Organisationen professioneller Kulturschaffender

In allen Kultursparten existieren Organisationen, die professionelle Kulturschaffende vertreten und sich für deren Interessen einsetzen. Solche Organisationen können durch den Bund auf der Grundlage einer Ausschreibung mit Strukturbeiträgen unterstützt werden.

Die Bedingungen für die Unterstützung wurden in der Förderperiode 2016­2020 überarbeitet und neu ausgerichtet. Die Unterstützung konzentriert sich seither auf Organisationen von nationaler Bedeutung, die sich für die Verbesserung der Arbeitsbedingungen ihrer Mitglieder einsetzen. Organisationen aus der gleichen Sparte wurden ermutigt, sich durch Fusionen anzunähern, um ihre Repräsentativität auf nationaler Ebene zu erhöhen. Neben den vom Bund finanzierten Dienstleistungen sind die Organisationen frei, beliebige weitere Aktivitäten zu entwickeln, sofern sie diese durch eigene Mittel oder durch Drittmittel zu finanzieren vermögen.

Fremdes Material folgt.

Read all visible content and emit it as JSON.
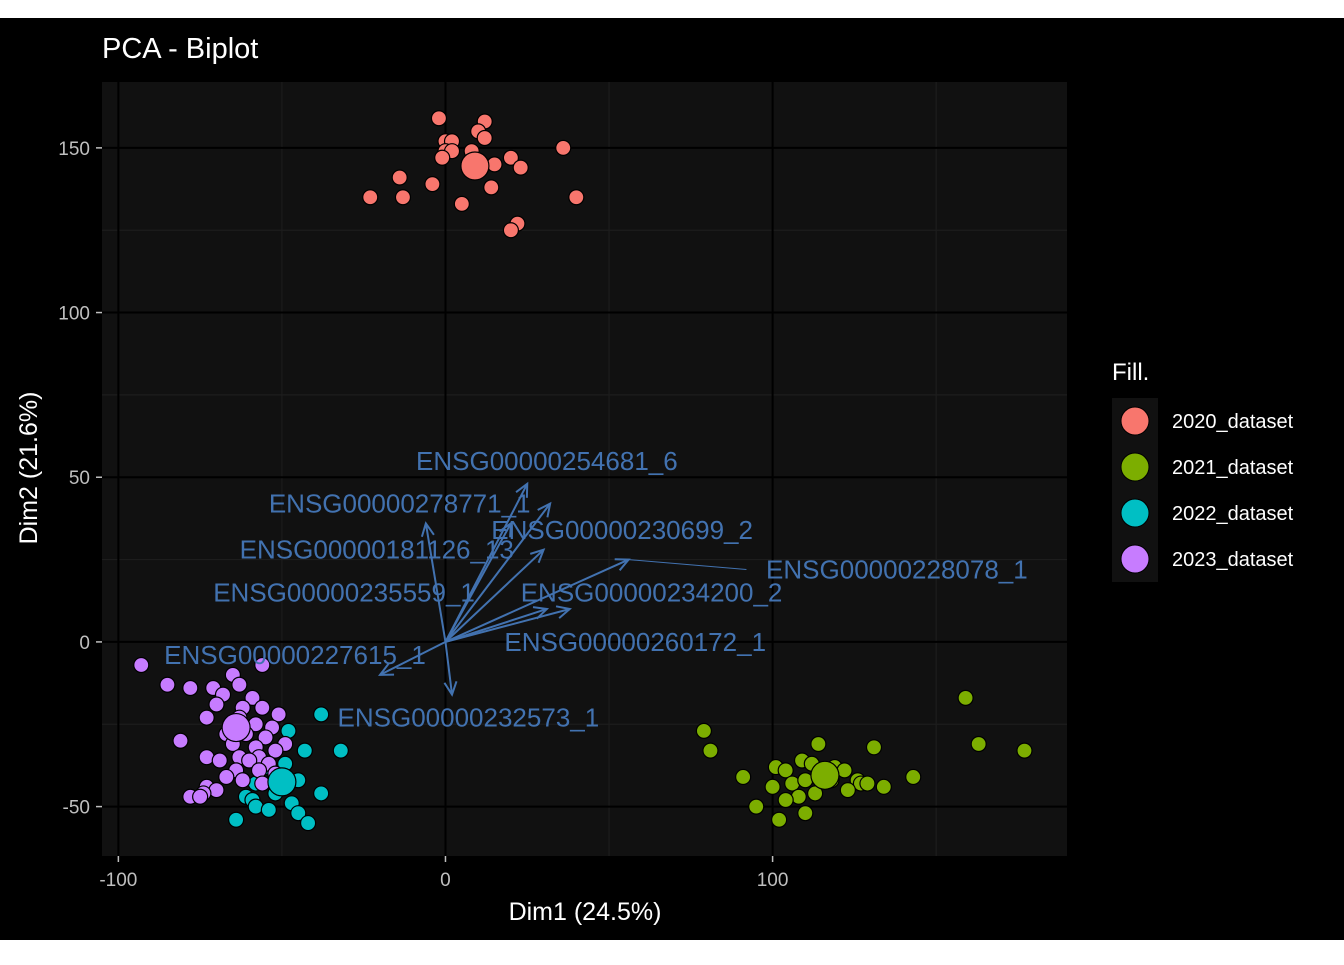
{
  "chart_data": {
    "type": "scatter",
    "title": "PCA - Biplot",
    "xlabel": "Dim1 (24.5%)",
    "ylabel": "Dim2 (21.6%)",
    "xlim": [
      -105,
      190
    ],
    "ylim": [
      -65,
      170
    ],
    "xticks": [
      -100,
      0,
      100
    ],
    "xtick_labels": [
      "-100",
      "0",
      "100"
    ],
    "yticks": [
      -50,
      0,
      50,
      100,
      150
    ],
    "ytick_labels": [
      "-50",
      "0",
      "50",
      "100",
      "150"
    ],
    "grid": true,
    "legend": {
      "title": "Fill.",
      "position": "right"
    },
    "colors": {
      "page_bg": "#000000",
      "panel_bg": "#111111",
      "grid_major": "#000000",
      "grid_minor": "#1d1d1d",
      "text": "#ffffff",
      "tick_text": "#bfbfbf",
      "arrow": "#4272b0"
    },
    "series": [
      {
        "name": "2020_dataset",
        "color": "#F8766D",
        "centroid": [
          9,
          144.5
        ],
        "points": [
          [
            -2,
            159
          ],
          [
            12,
            158
          ],
          [
            0,
            152
          ],
          [
            2,
            152
          ],
          [
            10,
            155
          ],
          [
            12,
            153
          ],
          [
            0,
            149
          ],
          [
            2,
            149
          ],
          [
            8,
            149
          ],
          [
            15,
            145
          ],
          [
            -1,
            147
          ],
          [
            20,
            147
          ],
          [
            23,
            144
          ],
          [
            36,
            150
          ],
          [
            -14,
            141
          ],
          [
            -4,
            139
          ],
          [
            14,
            138
          ],
          [
            -23,
            135
          ],
          [
            -13,
            135
          ],
          [
            5,
            133
          ],
          [
            40,
            135
          ],
          [
            22,
            127
          ],
          [
            20,
            125
          ]
        ]
      },
      {
        "name": "2021_dataset",
        "color": "#7CAE00",
        "centroid": [
          116,
          -40.5
        ],
        "points": [
          [
            159,
            -17
          ],
          [
            79,
            -27
          ],
          [
            81,
            -33
          ],
          [
            163,
            -31
          ],
          [
            177,
            -33
          ],
          [
            131,
            -32
          ],
          [
            114,
            -31
          ],
          [
            109,
            -36
          ],
          [
            101,
            -38
          ],
          [
            104,
            -39
          ],
          [
            112,
            -37
          ],
          [
            119,
            -38
          ],
          [
            122,
            -39
          ],
          [
            143,
            -41
          ],
          [
            91,
            -41
          ],
          [
            100,
            -44
          ],
          [
            106,
            -43
          ],
          [
            110,
            -42
          ],
          [
            118,
            -42
          ],
          [
            126,
            -42
          ],
          [
            127,
            -43
          ],
          [
            129,
            -43
          ],
          [
            134,
            -44
          ],
          [
            123,
            -45
          ],
          [
            113,
            -46
          ],
          [
            108,
            -47
          ],
          [
            104,
            -48
          ],
          [
            95,
            -50
          ],
          [
            110,
            -52
          ],
          [
            102,
            -54
          ]
        ]
      },
      {
        "name": "2022_dataset",
        "color": "#00BFC4",
        "centroid": [
          -50,
          -42.5
        ],
        "points": [
          [
            -38,
            -22
          ],
          [
            -48,
            -27
          ],
          [
            -32,
            -33
          ],
          [
            -43,
            -33
          ],
          [
            -49,
            -37
          ],
          [
            -55,
            -38
          ],
          [
            -52,
            -41
          ],
          [
            -45,
            -42
          ],
          [
            -58,
            -43
          ],
          [
            -52,
            -46
          ],
          [
            -61,
            -47
          ],
          [
            -38,
            -46
          ],
          [
            -59,
            -48
          ],
          [
            -47,
            -49
          ],
          [
            -58,
            -50
          ],
          [
            -54,
            -51
          ],
          [
            -45,
            -52
          ],
          [
            -64,
            -54
          ],
          [
            -42,
            -55
          ]
        ]
      },
      {
        "name": "2023_dataset",
        "color": "#C77CFF",
        "centroid": [
          -64,
          -26
        ],
        "points": [
          [
            -93,
            -7
          ],
          [
            -56,
            -7
          ],
          [
            -65,
            -10
          ],
          [
            -85,
            -13
          ],
          [
            -63,
            -13
          ],
          [
            -78,
            -14
          ],
          [
            -71,
            -14
          ],
          [
            -68,
            -16
          ],
          [
            -59,
            -17
          ],
          [
            -70,
            -19
          ],
          [
            -62,
            -20
          ],
          [
            -56,
            -20
          ],
          [
            -51,
            -22
          ],
          [
            -73,
            -23
          ],
          [
            -63,
            -23
          ],
          [
            -58,
            -25
          ],
          [
            -53,
            -26
          ],
          [
            -67,
            -28
          ],
          [
            -61,
            -28
          ],
          [
            -55,
            -29
          ],
          [
            -49,
            -31
          ],
          [
            -81,
            -30
          ],
          [
            -65,
            -31
          ],
          [
            -58,
            -32
          ],
          [
            -52,
            -33
          ],
          [
            -73,
            -35
          ],
          [
            -63,
            -35
          ],
          [
            -57,
            -35
          ],
          [
            -69,
            -36
          ],
          [
            -60,
            -36
          ],
          [
            -54,
            -37
          ],
          [
            -64,
            -39
          ],
          [
            -57,
            -39
          ],
          [
            -52,
            -40
          ],
          [
            -67,
            -41
          ],
          [
            -62,
            -42
          ],
          [
            -56,
            -43
          ],
          [
            -73,
            -44
          ],
          [
            -70,
            -45
          ],
          [
            -74,
            -46
          ],
          [
            -78,
            -47
          ],
          [
            -75,
            -47
          ]
        ]
      }
    ],
    "arrows": [
      {
        "label": "ENSG00000254681_6",
        "end": [
          25,
          48
        ],
        "label_pos": [
          31,
          55
        ]
      },
      {
        "label": "ENSG00000278771_1",
        "end": [
          -6,
          36
        ],
        "label_pos": [
          -14,
          42
        ]
      },
      {
        "label": "ENSG00000230699_2",
        "end": [
          32,
          42
        ],
        "label_pos": [
          54,
          34
        ]
      },
      {
        "label": "ENSG00000181126_13",
        "end": [
          20,
          36
        ],
        "label_pos": [
          -21,
          28
        ]
      },
      {
        "label": "ENSG00000228078_1",
        "end": [
          56,
          25
        ],
        "label_pos": [
          138,
          22
        ]
      },
      {
        "label": "ENSG00000235559_1",
        "end": [
          30,
          28
        ],
        "label_pos": [
          -31,
          15
        ]
      },
      {
        "label": "ENSG00000234200_2",
        "end": [
          38,
          10
        ],
        "label_pos": [
          63,
          15
        ]
      },
      {
        "label": "ENSG00000227615_1",
        "end": [
          -20,
          -10
        ],
        "label_pos": [
          -46,
          -4
        ]
      },
      {
        "label": "ENSG00000260172_1",
        "end": [
          31,
          10
        ],
        "label_pos": [
          58,
          0
        ]
      },
      {
        "label": "ENSG00000232573_1",
        "end": [
          2,
          -16
        ],
        "label_pos": [
          7,
          -23
        ]
      }
    ]
  }
}
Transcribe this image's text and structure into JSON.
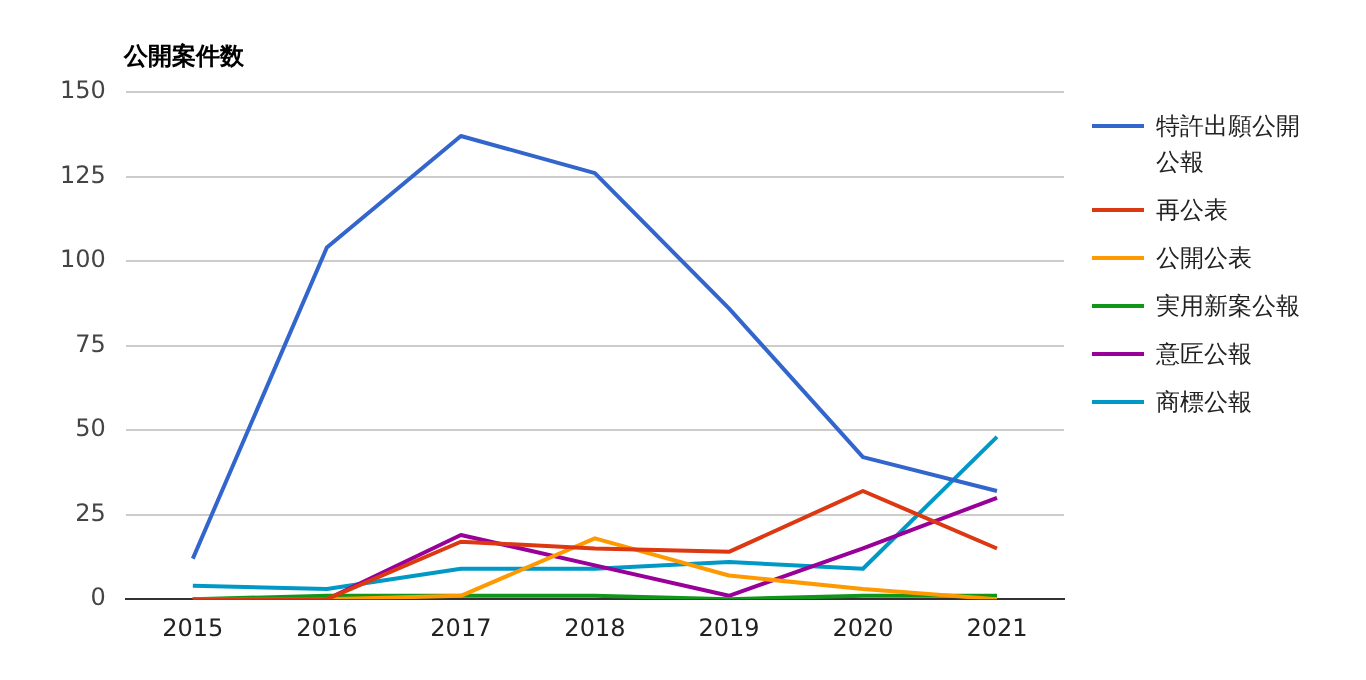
{
  "chart_data": {
    "type": "line",
    "title": "公開案件数",
    "categories": [
      "2015",
      "2016",
      "2017",
      "2018",
      "2019",
      "2020",
      "2021"
    ],
    "series": [
      {
        "name": "特許出願公開公報",
        "color": "#3366cc",
        "values": [
          12,
          104,
          137,
          126,
          86,
          42,
          32
        ]
      },
      {
        "name": "再公表",
        "color": "#dc3912",
        "values": [
          0,
          0,
          17,
          15,
          14,
          32,
          15
        ]
      },
      {
        "name": "公開公表",
        "color": "#ff9900",
        "values": [
          0,
          0,
          1,
          18,
          7,
          3,
          0
        ]
      },
      {
        "name": "実用新案公報",
        "color": "#109618",
        "values": [
          0,
          1,
          1,
          1,
          0,
          1,
          1
        ]
      },
      {
        "name": "意匠公報",
        "color": "#990099",
        "values": [
          0,
          0,
          19,
          10,
          1,
          15,
          30
        ]
      },
      {
        "name": "商標公報",
        "color": "#0099c6",
        "values": [
          4,
          3,
          9,
          9,
          11,
          9,
          48
        ]
      }
    ],
    "ylim": [
      0,
      150
    ],
    "yticks": [
      0,
      25,
      50,
      75,
      100,
      125,
      150
    ],
    "grid": "y",
    "legend": "right",
    "marker": "none",
    "line_style": "solid"
  }
}
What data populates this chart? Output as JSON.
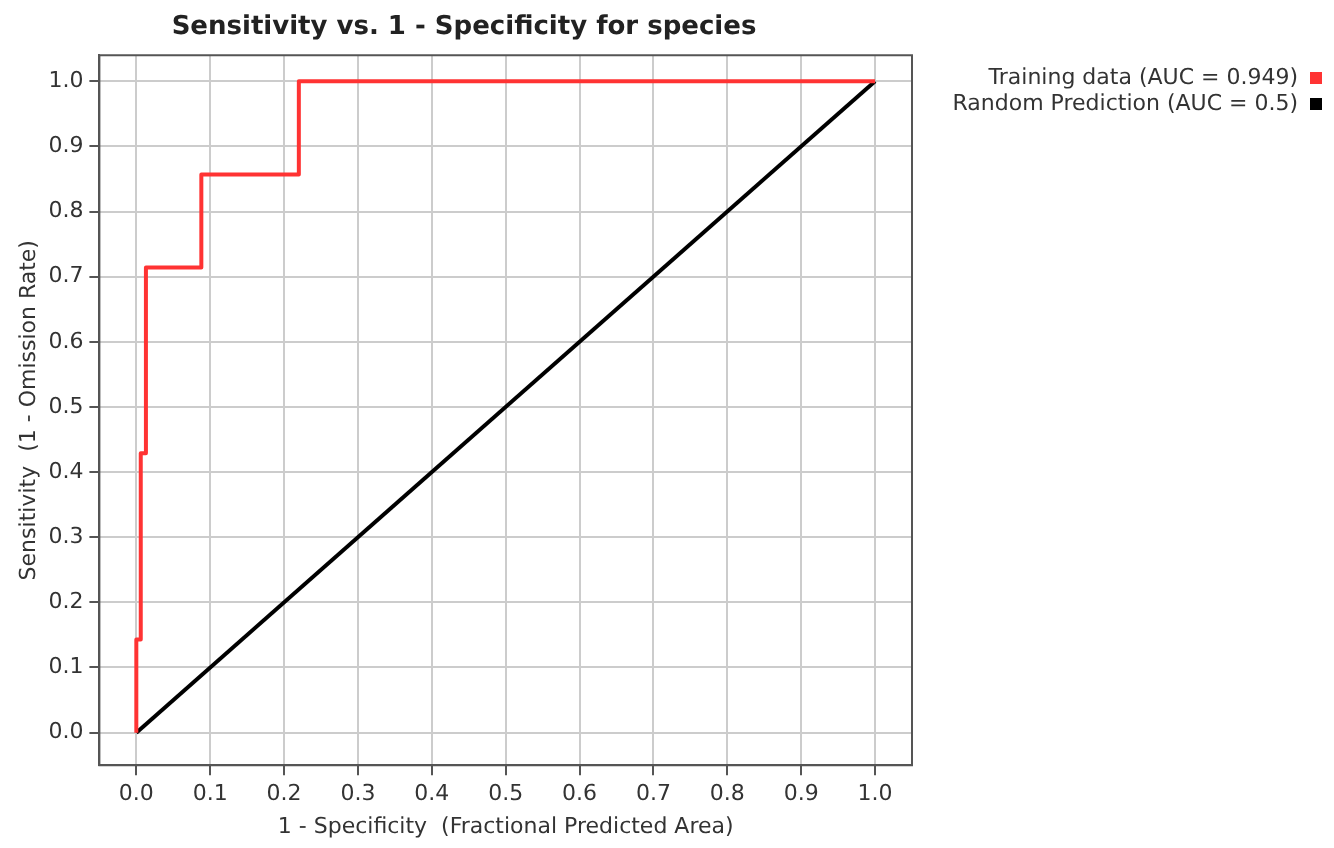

Insbesondere durch die umgesetzten Fusionen reduzierte sich die Anzahl der unterstützten Organisationen von bisher 18 in der Förderperiode 2012­2015 auf neu 11 in den Jahren 2016­2020. Aus den 2018 umgesetzten Fusionen entstanden SONART, ein Zusammenschluss von drei Organisationen aus dem Bereich Musik, sowie t. Theaterschaffende, ein Zusammenschluss von zwei Theaterorganisationen. Die nationale Bedeutung der beiden Organisationen konnte so gestärkt werden.

Das Prinzip der Unterstützung von Organisationen professioneller Kulturschaffender wird beibehalten. Für die Strukturbeiträge in der Förderperiode 2021­2024 wird erneut eine Ausschreibung durchgeführt. Der Schwerpunkt wird weiterhin auf der nationalen Ausrichtung der Organisationen und der Vertretung der Sprachgemeinschaften liegen. Neu wird auch die Disziplin «Interaktive Medien» berücksichtigt.

41

Vgl. die Antwort des Bundesrates auf die Interpellation 19.3873 Reynard «Schweizer Theatertreffen. Trauriges Ende nach grossem Erfolg?»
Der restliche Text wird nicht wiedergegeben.